Theater Emory collaborates with Colombian dance theater

A project long in the making, Tiempo Libre: Medea Variations, will be produced by Theater Emory in cooperation with the Koré Dance-Theater from Barranquilla, Colombia. Tiempo Libre: Medea Variations premiered to critical acclaim at the Dance Theater Festival of the Americas in Colombia in May. The one-person performance by poet, dancer and actress Monica Gontovnik has been in development for two years with Theater Emory.

"Medea Variations has been with me for almost a decade," said Theater Emory artistic producing director Vincent Murphy. "In 1986 I was invited by Koré to come to Colombia to stage a version of Medea. Adapting the story from several texts with a company of women trained primarily as dancers, we created a vocabulary of movement and voice that conjured a Latin world of women left with few choices."

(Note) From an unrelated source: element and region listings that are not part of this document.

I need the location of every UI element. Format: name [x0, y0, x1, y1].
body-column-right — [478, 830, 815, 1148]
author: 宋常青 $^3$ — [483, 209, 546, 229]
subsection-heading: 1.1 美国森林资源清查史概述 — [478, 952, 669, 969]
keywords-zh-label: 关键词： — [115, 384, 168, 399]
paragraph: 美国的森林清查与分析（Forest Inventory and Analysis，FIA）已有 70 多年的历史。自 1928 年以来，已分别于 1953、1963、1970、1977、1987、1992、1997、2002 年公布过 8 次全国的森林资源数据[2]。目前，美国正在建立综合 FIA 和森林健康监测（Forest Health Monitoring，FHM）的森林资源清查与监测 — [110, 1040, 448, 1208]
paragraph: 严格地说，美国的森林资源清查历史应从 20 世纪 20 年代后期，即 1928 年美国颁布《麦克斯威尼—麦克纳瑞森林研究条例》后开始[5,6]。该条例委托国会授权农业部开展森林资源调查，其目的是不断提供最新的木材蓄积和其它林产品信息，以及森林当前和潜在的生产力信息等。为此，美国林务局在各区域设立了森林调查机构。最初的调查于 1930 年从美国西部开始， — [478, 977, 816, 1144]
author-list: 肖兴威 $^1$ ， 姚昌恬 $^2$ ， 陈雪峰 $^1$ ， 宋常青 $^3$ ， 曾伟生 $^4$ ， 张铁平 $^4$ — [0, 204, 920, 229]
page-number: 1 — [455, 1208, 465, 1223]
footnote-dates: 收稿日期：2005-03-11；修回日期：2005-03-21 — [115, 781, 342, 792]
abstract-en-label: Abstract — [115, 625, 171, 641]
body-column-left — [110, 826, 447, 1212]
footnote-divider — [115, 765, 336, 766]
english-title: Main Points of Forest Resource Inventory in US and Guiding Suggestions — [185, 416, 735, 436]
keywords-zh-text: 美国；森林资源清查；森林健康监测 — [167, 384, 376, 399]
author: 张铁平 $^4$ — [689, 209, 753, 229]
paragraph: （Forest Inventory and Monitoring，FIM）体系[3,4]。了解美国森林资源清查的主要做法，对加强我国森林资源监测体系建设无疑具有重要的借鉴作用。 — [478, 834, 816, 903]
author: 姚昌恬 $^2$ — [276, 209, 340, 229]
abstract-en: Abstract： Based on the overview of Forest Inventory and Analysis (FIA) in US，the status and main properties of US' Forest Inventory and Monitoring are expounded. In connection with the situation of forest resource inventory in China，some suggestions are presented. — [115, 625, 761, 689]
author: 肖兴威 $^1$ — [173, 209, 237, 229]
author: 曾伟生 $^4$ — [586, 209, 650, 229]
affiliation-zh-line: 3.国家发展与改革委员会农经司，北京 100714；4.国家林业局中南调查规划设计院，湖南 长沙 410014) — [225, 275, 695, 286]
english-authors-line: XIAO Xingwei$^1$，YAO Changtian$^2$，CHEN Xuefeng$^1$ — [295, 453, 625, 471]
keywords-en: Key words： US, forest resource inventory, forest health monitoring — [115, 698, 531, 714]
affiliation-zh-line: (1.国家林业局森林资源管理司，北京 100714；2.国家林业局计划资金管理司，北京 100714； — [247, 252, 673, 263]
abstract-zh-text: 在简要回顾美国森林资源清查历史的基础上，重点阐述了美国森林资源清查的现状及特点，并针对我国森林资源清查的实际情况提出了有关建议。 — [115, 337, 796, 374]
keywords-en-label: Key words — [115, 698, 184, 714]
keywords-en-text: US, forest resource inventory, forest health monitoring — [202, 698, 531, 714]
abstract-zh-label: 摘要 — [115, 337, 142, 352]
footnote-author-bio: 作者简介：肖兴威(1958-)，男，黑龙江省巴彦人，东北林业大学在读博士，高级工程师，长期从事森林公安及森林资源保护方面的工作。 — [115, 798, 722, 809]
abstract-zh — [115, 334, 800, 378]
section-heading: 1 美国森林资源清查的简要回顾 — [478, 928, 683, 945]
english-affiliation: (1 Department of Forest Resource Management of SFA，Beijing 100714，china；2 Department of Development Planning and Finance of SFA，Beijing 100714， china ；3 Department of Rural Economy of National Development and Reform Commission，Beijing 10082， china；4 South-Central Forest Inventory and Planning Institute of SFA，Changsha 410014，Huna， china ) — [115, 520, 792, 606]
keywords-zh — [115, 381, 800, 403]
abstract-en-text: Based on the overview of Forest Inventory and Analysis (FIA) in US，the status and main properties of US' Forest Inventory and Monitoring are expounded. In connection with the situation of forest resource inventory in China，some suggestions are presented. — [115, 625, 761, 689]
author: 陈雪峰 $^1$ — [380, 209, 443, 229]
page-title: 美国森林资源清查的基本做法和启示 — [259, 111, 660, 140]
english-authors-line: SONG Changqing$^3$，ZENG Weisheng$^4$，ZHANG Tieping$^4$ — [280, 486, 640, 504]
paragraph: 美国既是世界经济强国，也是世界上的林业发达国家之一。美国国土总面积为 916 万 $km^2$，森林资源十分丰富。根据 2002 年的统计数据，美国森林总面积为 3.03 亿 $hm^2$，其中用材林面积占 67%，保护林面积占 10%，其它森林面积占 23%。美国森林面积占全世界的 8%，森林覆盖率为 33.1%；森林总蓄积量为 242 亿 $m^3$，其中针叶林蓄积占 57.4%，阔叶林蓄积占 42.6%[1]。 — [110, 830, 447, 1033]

Over the following years, Gontovnik deconstructed the work to recreate a version of Medea with six women playing aspects of the character simultaneously in various rooms of the particular venue space. Gontovnik's creation helped inspire Murphy's Van Gogh Gallery produced at Emory in 1992. "Over the last year I have traveled twice to Colombia to work with Monica and her incisive co-director Obeida Benevides on this one-person version of the Medea story," said Murphy. Cuban choreographer Marianela Boan contributed to the production, as did Theater Emory designers Wm. Moore and Judy Zanotti, and playwright Wendy Hammond.

Koré Dance-Theater is an independent group founded in Colombia in 1982 by artistic director Gontov-nik. Dedicated to creating original pieces through experimentation and research, Koré employs the languages of dance, theater, poetry and music.